Tania: Memories of a Lost World by Tania Alexander (And Thoughts of My Father the Story-Teller)

This is only the second biography of Moura Budberg that I have read — the first was Nina Berberova’s biography, which I picked up in Seattle in 2006 and, as it goes with me, took until 2010 for me to read. (In that respect, I’m doing much better with Tania Alexander’s memoir Tania: Memories of a Lost World — I received it back in March, amid a shipment of Pound-related books, and have read it only a couple of months later.)

I don’t have a lot to say about the book, but I think as a memoirs go it was well-written, thoughtful, and especially sensitive in its treatment of its real subject, Tania Alexander’s mother (Moura Budberg) and the world that made her what she was. (Both the world of the pre-Revolution Baltic nobility, and the Soviet world built out of the ruins of the Tsarist regime.) As I noted recently, the foremost impression one gets is of how small the (European) world was in the early decades of the twentieth-century: how many of the figures we know and remember as having separate stories, actually knew one another and met as their paths crossed. In this book, I discovered two new connection between H.G. Wells and Ezra Pound. (The first runs Wells – Moura – Micky, the Irish nanny who’d raised Moura’s kids, and I think Moura herself – Maud Gonne – Yeats – Pound; the second is shorter, and runs Wells – Moura – Count Alexander Benckendorff (probably via Count Djon Benckendorff, Moura’s first husband) – Ezra Pound, for Pound seems to have talked to Count Alexander Benckendorff at some point, probably in London.)

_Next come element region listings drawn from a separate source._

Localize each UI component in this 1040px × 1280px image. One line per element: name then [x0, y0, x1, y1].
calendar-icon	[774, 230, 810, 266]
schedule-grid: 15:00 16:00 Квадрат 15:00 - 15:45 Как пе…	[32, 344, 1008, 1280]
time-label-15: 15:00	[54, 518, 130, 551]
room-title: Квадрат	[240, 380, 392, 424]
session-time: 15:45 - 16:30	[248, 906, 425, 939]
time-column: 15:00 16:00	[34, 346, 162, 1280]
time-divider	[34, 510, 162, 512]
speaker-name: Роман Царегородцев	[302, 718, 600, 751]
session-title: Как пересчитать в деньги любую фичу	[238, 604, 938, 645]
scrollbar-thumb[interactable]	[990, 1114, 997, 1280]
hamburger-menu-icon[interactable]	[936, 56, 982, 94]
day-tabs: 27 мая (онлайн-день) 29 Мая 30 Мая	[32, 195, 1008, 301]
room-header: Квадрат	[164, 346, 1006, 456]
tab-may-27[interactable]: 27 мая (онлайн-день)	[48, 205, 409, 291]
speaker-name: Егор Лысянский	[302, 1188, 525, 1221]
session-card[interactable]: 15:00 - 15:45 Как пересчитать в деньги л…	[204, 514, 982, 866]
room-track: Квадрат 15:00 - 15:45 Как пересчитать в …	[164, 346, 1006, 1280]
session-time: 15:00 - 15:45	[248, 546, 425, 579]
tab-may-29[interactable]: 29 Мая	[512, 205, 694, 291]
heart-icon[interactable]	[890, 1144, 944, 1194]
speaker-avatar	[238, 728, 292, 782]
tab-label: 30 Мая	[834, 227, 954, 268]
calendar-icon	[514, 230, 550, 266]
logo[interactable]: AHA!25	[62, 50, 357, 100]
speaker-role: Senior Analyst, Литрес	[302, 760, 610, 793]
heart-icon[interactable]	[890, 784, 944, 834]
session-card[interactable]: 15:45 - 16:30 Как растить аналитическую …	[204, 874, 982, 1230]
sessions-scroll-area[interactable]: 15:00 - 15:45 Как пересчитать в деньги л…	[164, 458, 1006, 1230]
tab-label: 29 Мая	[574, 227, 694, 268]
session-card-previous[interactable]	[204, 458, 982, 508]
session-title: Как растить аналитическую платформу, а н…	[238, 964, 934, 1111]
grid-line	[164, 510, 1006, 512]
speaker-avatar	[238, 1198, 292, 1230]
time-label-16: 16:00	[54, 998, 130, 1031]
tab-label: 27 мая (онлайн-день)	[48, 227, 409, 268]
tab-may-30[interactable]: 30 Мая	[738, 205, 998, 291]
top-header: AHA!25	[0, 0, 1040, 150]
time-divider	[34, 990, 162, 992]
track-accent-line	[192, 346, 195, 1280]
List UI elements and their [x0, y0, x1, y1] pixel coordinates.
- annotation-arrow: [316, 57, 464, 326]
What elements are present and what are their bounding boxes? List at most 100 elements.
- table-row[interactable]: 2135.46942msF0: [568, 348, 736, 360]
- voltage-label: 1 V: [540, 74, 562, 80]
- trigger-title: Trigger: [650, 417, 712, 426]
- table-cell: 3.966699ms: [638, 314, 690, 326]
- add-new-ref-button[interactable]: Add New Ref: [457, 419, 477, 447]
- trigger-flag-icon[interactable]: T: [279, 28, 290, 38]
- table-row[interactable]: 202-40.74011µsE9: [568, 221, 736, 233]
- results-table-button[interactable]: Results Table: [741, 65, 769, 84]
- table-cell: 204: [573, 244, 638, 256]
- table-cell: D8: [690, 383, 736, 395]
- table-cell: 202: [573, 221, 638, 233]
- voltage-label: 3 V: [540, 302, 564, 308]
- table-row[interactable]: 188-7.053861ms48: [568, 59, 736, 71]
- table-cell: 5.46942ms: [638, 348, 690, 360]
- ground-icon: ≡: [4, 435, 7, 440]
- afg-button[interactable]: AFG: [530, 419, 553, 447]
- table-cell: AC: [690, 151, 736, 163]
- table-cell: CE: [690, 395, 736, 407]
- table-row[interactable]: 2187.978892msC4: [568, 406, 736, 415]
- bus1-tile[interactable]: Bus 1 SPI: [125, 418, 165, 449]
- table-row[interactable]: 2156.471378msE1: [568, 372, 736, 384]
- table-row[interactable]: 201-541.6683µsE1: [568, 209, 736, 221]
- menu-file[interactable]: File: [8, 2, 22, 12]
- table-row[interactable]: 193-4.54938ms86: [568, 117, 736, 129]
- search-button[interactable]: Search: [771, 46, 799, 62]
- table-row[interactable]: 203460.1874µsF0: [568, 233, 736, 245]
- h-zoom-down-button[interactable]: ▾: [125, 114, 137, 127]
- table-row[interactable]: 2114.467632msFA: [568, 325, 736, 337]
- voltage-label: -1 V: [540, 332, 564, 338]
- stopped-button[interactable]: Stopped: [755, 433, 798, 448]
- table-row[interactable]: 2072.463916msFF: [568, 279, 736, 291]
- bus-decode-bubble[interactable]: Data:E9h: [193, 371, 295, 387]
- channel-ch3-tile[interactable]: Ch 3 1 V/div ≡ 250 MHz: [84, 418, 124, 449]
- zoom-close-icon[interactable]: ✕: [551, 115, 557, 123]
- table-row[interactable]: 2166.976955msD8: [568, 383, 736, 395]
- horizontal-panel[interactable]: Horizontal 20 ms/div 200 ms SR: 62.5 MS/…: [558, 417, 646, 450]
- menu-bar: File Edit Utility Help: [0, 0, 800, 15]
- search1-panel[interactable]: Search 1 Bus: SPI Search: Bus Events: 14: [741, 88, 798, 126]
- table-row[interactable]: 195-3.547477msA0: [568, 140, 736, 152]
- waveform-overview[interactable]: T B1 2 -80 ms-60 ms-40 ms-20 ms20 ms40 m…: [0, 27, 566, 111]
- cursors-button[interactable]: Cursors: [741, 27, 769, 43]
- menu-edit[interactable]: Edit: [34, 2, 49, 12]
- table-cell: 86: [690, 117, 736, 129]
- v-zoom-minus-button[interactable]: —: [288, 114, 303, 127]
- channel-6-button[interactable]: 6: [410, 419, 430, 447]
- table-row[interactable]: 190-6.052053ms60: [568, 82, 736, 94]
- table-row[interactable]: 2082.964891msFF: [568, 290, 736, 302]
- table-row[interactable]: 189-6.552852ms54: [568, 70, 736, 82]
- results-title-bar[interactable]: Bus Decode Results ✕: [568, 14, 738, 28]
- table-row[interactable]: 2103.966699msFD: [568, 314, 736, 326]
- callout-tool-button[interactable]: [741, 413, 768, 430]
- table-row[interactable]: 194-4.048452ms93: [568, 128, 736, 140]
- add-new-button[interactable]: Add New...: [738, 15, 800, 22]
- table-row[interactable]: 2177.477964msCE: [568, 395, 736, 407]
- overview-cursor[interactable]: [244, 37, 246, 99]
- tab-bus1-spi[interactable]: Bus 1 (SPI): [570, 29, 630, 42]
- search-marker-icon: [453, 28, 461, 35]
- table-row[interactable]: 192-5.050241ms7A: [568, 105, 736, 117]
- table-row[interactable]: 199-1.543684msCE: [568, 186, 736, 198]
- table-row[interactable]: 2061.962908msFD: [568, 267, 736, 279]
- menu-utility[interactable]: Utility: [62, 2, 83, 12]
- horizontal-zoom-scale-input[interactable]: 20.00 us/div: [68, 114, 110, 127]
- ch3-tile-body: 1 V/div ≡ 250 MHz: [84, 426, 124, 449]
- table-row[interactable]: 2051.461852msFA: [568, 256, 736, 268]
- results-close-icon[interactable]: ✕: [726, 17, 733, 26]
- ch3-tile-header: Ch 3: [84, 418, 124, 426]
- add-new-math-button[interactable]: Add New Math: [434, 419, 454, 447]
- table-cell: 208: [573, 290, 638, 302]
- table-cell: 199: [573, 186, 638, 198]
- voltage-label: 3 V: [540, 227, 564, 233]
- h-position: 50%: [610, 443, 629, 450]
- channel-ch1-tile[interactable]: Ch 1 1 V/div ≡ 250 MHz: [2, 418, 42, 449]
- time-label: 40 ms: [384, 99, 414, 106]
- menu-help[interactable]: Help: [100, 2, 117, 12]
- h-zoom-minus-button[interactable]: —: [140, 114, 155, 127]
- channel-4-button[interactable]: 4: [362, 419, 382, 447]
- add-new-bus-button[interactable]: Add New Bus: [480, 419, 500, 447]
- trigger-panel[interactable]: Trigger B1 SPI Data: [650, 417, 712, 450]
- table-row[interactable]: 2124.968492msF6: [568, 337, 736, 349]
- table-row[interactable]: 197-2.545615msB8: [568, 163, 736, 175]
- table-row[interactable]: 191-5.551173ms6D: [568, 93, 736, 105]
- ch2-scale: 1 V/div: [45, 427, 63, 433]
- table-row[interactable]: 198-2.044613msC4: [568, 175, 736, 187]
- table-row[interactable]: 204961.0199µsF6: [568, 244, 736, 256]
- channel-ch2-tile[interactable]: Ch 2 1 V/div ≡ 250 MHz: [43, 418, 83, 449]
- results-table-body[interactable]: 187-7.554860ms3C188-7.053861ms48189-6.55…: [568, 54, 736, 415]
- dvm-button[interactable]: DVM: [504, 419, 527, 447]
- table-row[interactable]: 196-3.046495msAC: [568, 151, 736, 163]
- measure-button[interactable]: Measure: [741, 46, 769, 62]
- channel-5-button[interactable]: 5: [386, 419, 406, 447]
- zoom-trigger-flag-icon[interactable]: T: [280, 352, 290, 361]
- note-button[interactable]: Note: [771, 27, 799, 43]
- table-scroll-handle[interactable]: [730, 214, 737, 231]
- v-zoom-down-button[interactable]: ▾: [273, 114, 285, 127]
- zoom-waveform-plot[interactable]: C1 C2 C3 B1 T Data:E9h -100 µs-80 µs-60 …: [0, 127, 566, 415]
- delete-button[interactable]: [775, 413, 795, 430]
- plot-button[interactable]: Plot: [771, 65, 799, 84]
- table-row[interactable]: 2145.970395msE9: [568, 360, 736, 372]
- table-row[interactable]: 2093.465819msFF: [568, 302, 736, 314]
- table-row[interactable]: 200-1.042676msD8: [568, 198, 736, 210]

The ending of the book is particularly touching, as Tania Alexander attempts to clear her mother’s name of certain charges, especially those made by Nathaniel West (the son of Wells with his lover Rebecca West); Alexander faces difficulties because Budberg was the kind of woman to encourage and build up rumors about herself, and Alexander’s understanding of why she did so introduces new and fascinating dimensions to Moura Budberg for me. (Dimensions I’d like to introduce into my story, except since Budberg is the viewpoint character, it will be difficult for me to do so.)

In any case, for someone interested in a glimpse into the biography of Moura Budberg, this is a lighter and quicker read than Nina Berberova, though also less complete. I think it marvelously complements what I’ve read of Moura in other places, which giving a sympathetic view of her eccentricities, her attitudes, and her behaviour. It’s also an interesting look at the world of the Baltic nobility from the late 19th century (where it was good to be a Balt, by all accounts), up to the outbreak of World War II (where Nazi propaganda apparently had the whole region fooled, as Alexander sadly reports toward the end of her book).

And one last thing: like Moura, my father was a man given to story telling, including a certain degree of modification or embellishment of his stories over the years. Yet when I urged him to set down his stories, even in rudimentary form, he was resistant to the idea. I think, now, I understand a little better; Moura, though she had spent decades translating others’ writing, never wrote a biography, something I initially considered a shame, but… how could she had written a story? When one is telling tales, aloud, in warm evenings, people tend not so much to worry about the contradictions; half-truths are like spice, not just acceptable but indeed delectable in what they contribute — at least, in the right quantities. When a story is set down, then contradictions start to nag at one; the half-truths start to turn obvious, and troubling; and worst of all, once set down, a story takes on a permanent form, and it cannot be changed. I like to imagine Moura being as troubled about the permanence of the form, the fixity imposed upon it (and thus upon her life, her own history), and perhaps even disapproving of books like Berberova’s and Alexander’s, ever so slightly… at least, until she reminded herself that in those texts lay the route to some presence, however slight, in the collective memory of the world.